The event was participated by Bill Gates, co-chair of the Bill and Melinda Gates Foundation, Marie-Claude Bibeau, Minister of International Development of Canada, John Germ, President, Rotary International, Faisal Shuaib, Executive Director, National Primary Healthcare Development Agency of Nigeria, Takashi Shinozuka, Consul General of Japan in Atlanta, Neven Mimica, Commissioner for International Cooperation and Development, European Commission Hamdullah Mohib, Ambassador to the United States, Afghanistan, Anne Schuchat, Acting Director, Centers for Disease Control and Prevention, and Michel Zaffran, Director, Polio Eradication, World Health Organisation.

“When I was appointed in 2014, I was a little daunted by the scale and scope of the challenge. More than half a million children were inaccessible in our Federally Administered Tribal Areas, many of our 250,000 frontline vaccinators worked in a climate of fear and some made the ultimate sacrifice. The programme was missing too many children and our surveillance was insufficiently sensitive,” Ayesha informed the forum before moving on to contrast the challenges of bygone years with current achievements. “We will continue to identify and close the remaining gaps until we achieve and sustain zero,” she pledged, thanking all donors and partners for their support.

The Global Forum was informed that since the Global Polio Eradication Initiative was launched in 1988, polio cases around the world have dropped by 99.9%. In 1988, polio paralyzed 40 children every hour, resulting in more than 350,000 cases each year across 125 countries.
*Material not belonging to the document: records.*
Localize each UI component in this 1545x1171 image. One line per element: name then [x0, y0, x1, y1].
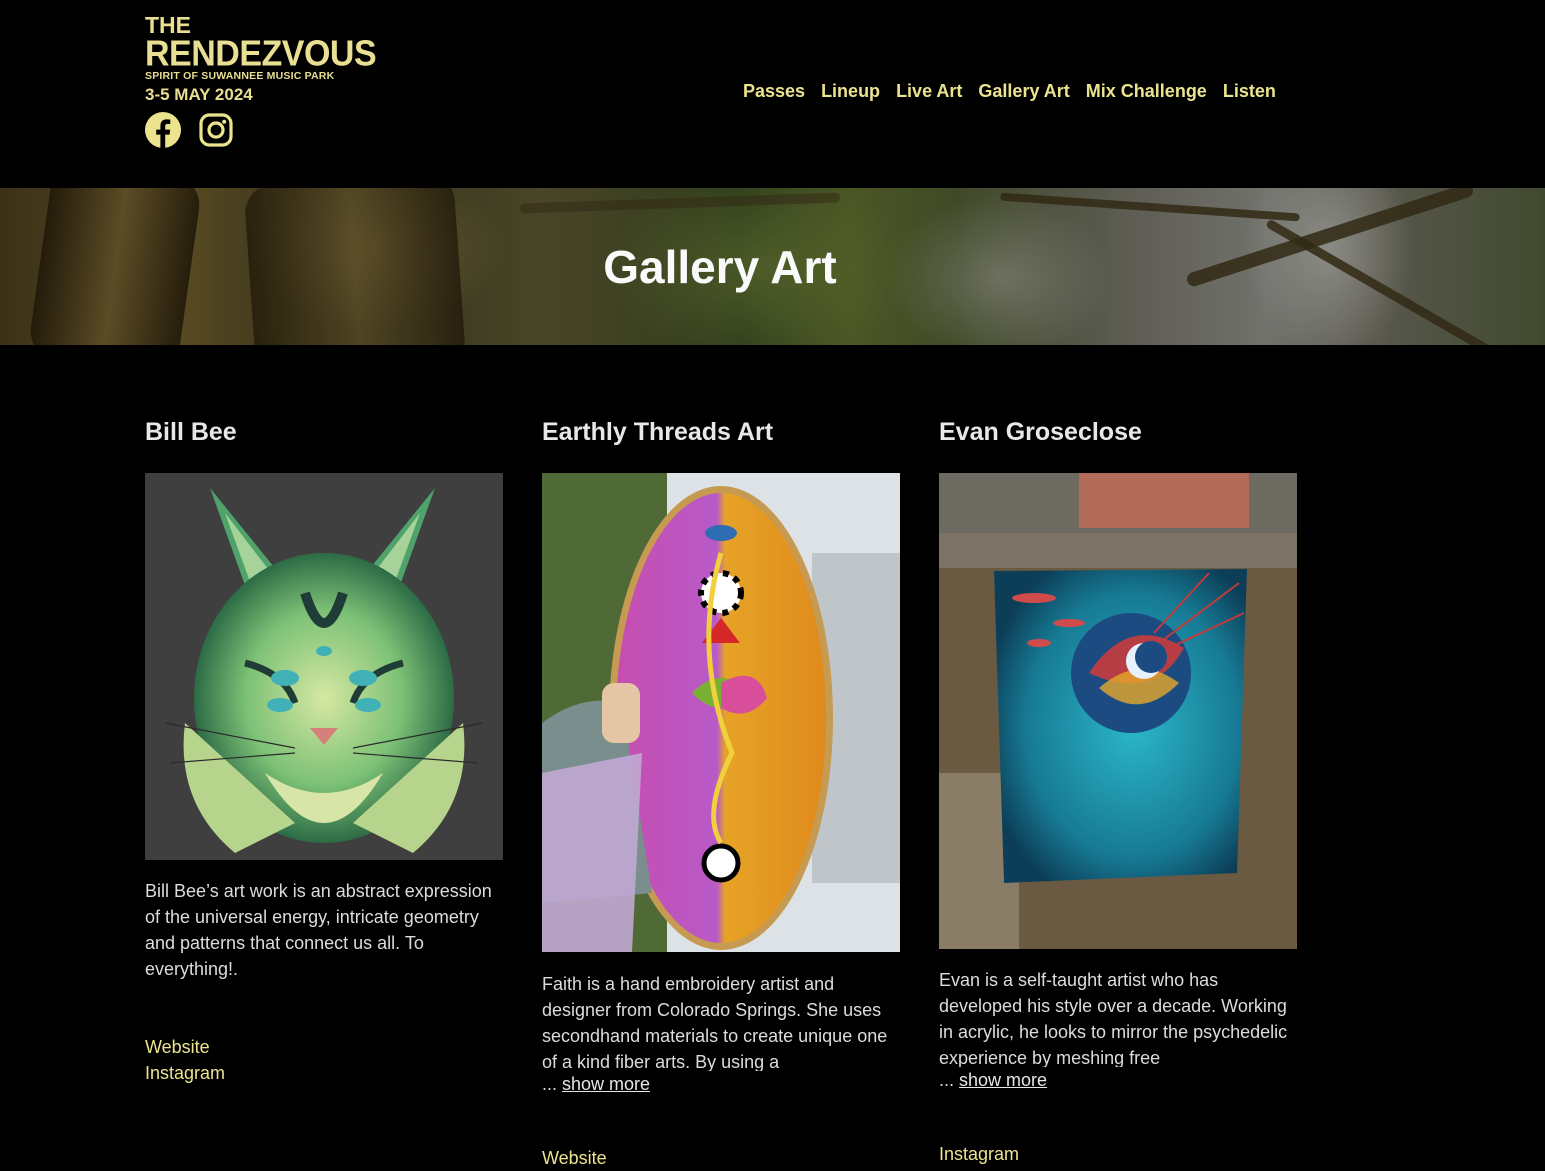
- artwork-image: [145, 473, 503, 860]
- site-header: THE RENDEZVOUS SPIRIT OF SUWANNEE MUSIC …: [0, 0, 1545, 188]
- artist-website-link[interactable]: Website: [145, 1034, 503, 1060]
- artist-name: Bill Bee: [145, 418, 237, 446]
- artwork-image: [939, 473, 1297, 949]
- nav-live-art[interactable]: Live Art: [896, 80, 962, 102]
- facebook-icon[interactable]: [145, 112, 181, 148]
- artwork-lynx: [164, 488, 484, 853]
- artist-card: Earthly Threads Art Faith is a hand embr…: [542, 415, 900, 1168]
- artist-name: Earthly Threads Art: [542, 418, 774, 446]
- artwork-embroidery: [542, 473, 900, 952]
- artist-instagram-link[interactable]: Instagram: [145, 1060, 503, 1086]
- show-more-row: ... show more: [542, 1071, 900, 1097]
- artwork-image: [542, 473, 900, 952]
- instagram-icon[interactable]: [198, 112, 234, 148]
- show-more-row: ... show more: [939, 1067, 1297, 1093]
- show-more-link[interactable]: show more: [562, 1074, 650, 1094]
- ellipsis: ...: [542, 1074, 563, 1094]
- hero-banner: Gallery Art: [0, 188, 1545, 345]
- social-links: [145, 112, 234, 148]
- page-title: Gallery Art: [603, 241, 837, 293]
- artist-website-link[interactable]: Website: [542, 1145, 900, 1171]
- nav-passes[interactable]: Passes: [743, 80, 805, 102]
- logo-line-date: 3-5 MAY 2024: [145, 85, 253, 104]
- artist-description: Faith is a hand embroidery artist and de…: [542, 974, 888, 1071]
- artist-description: Evan is a self-taught artist who has dev…: [939, 970, 1288, 1067]
- show-more-link[interactable]: show more: [959, 1070, 1047, 1090]
- logo-line-rendezvous: RENDEZVOUS: [145, 33, 377, 74]
- site-logo[interactable]: THE RENDEZVOUS SPIRIT OF SUWANNEE MUSIC …: [145, 14, 377, 105]
- artist-card: Bill Bee Bill Bee’s art work is an abstr…: [145, 415, 503, 1083]
- nav-lineup[interactable]: Lineup: [821, 80, 880, 102]
- nav-gallery-art[interactable]: Gallery Art: [978, 80, 1069, 102]
- artist-card: Evan Groseclose Evan is a self-taught ar…: [939, 415, 1297, 1164]
- artist-name: Evan Groseclose: [939, 418, 1142, 446]
- artwork-painting: [939, 473, 1297, 949]
- main-nav: Passes Lineup Live Art Gallery Art Mix C…: [743, 80, 1276, 102]
- artist-instagram-link[interactable]: Instagram: [939, 1141, 1297, 1167]
- artist-description: Bill Bee’s art work is an abstract expre…: [145, 881, 492, 979]
- ellipsis: ...: [939, 1070, 960, 1090]
- nav-mix-challenge[interactable]: Mix Challenge: [1086, 80, 1207, 102]
- nav-listen[interactable]: Listen: [1223, 80, 1276, 102]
Last year, only 37 children were paralyzed as a result of polio in only three countries – Pakistan, Afghanistan and Nigeria. This is the lowest annual case count in history. To date in 2017, there have been just five cases of polio anywhere in the world, fewer than in any previous year. These cases have been confined to small areas in Afghanistan and Pakistan. Nigeria has not reported a new polio case since August 2016. Polio is on the verge of becoming only the second human disease after smallpox to be eradicated. There has been continued progress in Afghanistan and Pakistan, as both countries work together to ensure that more children are reached with polio vaccines.